Le ministre de l'Intérieur Bernard Cazeneuve est attendu lundi après-midi à Calais pour sa première visite, depuis sa prise de fonction, dans une ville où l'afflux récent de migrants qui rêvent de l'Angleterre rend la cohabitation de plus en plus tendue.
Un peu moins de deux semaines après avoir annoncé l'arrivée en renfort de 100 policiers, Bernard Cazeneuve vient faire un "tour du dispositif de sécurité", soit 450 policiers et gendarmes désormais mobilisés dans la ville de 75.000 habitants.
Ces renforts doivent notamment permettre de fluidifier et sécuriser l'accès au port, rendu difficile par la multiplication des assauts lancés par des dizaines
de migrants sur les camions en attente pour accéder aux ferrys. Et d'empêcher des rixes de plus en plus violentes entre groupes de migrants. Il s'agit également pour M. Cazeneuve de rassurer une population de plus en plus inquiète face à ces phénomènes.

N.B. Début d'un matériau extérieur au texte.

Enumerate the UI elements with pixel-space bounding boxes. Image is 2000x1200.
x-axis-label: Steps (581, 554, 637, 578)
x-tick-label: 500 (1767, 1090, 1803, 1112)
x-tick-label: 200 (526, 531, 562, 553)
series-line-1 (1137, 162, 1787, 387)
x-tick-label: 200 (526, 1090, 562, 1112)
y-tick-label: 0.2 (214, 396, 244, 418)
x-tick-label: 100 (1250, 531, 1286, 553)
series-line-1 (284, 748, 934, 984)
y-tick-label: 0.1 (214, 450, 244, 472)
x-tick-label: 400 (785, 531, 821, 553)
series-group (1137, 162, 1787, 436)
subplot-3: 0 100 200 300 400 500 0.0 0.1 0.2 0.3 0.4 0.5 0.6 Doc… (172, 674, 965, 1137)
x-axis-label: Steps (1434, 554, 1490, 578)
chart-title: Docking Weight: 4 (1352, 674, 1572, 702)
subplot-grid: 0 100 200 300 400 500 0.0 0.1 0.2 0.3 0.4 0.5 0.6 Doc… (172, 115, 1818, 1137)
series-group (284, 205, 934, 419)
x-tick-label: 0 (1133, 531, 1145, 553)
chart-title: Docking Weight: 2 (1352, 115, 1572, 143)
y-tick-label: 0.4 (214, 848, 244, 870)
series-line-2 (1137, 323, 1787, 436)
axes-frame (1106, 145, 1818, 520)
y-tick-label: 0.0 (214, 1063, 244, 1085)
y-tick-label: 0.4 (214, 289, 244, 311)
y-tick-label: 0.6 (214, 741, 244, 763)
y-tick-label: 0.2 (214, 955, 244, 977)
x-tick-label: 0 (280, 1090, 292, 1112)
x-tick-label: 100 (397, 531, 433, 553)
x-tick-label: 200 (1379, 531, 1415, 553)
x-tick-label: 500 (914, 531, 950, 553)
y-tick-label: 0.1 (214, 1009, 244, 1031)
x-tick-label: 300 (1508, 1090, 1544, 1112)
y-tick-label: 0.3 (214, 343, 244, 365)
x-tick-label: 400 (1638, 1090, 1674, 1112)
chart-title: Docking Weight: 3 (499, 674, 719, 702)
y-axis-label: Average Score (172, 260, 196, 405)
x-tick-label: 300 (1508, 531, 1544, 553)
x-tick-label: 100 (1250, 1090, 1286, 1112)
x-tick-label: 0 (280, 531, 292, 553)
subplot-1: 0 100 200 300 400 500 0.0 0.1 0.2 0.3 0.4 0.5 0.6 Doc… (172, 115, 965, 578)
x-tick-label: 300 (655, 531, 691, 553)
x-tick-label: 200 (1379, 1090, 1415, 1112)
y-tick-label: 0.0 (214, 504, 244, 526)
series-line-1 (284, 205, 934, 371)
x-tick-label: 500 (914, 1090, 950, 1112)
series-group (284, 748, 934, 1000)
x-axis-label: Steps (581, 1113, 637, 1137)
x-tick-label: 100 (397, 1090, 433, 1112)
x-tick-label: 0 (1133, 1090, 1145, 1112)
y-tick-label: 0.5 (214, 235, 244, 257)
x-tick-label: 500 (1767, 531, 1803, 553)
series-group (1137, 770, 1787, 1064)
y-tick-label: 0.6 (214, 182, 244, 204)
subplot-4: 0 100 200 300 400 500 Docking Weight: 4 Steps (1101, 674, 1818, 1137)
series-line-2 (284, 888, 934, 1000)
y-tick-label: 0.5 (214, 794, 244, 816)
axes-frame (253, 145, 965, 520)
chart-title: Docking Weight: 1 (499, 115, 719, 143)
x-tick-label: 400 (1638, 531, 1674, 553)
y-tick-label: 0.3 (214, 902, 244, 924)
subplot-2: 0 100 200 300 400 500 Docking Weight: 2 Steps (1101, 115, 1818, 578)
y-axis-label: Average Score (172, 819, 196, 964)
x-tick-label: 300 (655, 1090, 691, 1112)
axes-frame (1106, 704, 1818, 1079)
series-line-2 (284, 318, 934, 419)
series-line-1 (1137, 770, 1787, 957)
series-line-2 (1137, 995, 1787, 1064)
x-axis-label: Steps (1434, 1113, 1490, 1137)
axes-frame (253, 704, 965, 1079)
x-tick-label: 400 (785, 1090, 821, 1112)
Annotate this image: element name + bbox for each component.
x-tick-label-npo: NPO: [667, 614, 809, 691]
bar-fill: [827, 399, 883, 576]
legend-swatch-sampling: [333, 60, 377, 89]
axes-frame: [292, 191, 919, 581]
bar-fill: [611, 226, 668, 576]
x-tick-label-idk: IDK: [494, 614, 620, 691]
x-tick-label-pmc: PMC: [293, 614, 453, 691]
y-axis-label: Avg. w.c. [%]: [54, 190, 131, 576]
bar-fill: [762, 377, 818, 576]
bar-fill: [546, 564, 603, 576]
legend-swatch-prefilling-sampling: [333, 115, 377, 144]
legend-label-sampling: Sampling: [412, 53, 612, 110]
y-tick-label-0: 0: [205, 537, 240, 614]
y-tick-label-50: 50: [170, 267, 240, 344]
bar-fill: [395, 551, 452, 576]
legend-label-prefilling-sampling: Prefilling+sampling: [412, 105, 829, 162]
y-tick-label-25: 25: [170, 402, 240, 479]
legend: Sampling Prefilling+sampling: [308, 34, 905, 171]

Si la présence des migrants remonte à la fin des années 1990, aucune solution durable n'a été apportée depuis la fermeture en 2002 du centre de Sangatte, puis le démantèlement en 2009 de la "jungle" dans les dunes de la zone industrielle.
Il y a un peu moins d'un an, le prédécesseur de Bernard Cazeneuve, Manuel Valls, présentait à Calais un plan de sécurisation de la ville et une lutte renforcée contre l'immigration clandestine. On ne recensait alors que de 350 à 650 migrants, selon les sources.
Depuis des migrants souvent venus de l'ouest de l'Afrique ou d'Afghanistan, passés par la Méditerranée et l'Italie, n'ont cessé de se presser en nombre croissant à Calais, le port du continent le plus proche de l'Angleterre, leur eldorado.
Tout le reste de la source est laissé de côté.